Lucky avrà una stagione 2? Gli showrunner spiegano perché il finale potrebbe essere davvero la fine
Lucky si conclude dopo sette episodi e, nonostante alcune questioni rimaste aperte nel finale, gli showrunner spiegano perché una stagione 2 rischierebbe di tradire il personaggio di Anya Taylor-Joy.

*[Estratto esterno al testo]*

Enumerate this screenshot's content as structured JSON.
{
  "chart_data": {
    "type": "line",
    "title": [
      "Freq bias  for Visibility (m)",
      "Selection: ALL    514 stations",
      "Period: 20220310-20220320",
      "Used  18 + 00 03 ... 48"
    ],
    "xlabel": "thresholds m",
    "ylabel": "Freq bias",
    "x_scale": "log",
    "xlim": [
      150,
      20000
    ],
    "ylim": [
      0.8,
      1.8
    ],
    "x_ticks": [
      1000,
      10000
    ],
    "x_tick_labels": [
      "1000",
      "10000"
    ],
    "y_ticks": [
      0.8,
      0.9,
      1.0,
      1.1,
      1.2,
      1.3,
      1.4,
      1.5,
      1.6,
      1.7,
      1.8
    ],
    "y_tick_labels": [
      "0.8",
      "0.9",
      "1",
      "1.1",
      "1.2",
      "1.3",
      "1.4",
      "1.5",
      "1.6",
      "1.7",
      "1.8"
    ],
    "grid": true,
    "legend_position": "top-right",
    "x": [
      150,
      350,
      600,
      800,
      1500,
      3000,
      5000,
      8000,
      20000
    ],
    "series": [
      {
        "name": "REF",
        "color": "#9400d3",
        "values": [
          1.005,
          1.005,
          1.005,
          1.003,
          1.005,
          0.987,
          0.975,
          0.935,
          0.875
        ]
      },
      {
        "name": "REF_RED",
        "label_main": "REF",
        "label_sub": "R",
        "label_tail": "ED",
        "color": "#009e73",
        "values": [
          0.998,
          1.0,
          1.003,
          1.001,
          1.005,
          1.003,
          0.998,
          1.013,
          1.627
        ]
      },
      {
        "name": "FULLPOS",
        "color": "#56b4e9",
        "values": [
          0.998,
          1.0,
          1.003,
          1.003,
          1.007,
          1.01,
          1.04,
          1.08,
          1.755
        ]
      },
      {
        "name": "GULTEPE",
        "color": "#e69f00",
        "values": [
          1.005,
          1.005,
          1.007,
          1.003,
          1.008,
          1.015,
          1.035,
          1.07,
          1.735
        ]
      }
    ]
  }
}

Lucky è arrivata alla fine della sua corsa su Apple TV, e insieme all'ultimo episodio è arrivata anche una risposta piuttosto chiara sul futuro della serie con Anya Taylor-Joy. Nonostante alcune porte siano rimaste apparentemente aperte, infatti, gli showrunner non sembrano avere alcuna intenzione di raccontare una seconda stagione. E il motivo è strettamente legato a ciò che accade alla protagonista negli ultimi minuti. Seguono spoiler importanti nell'articolo.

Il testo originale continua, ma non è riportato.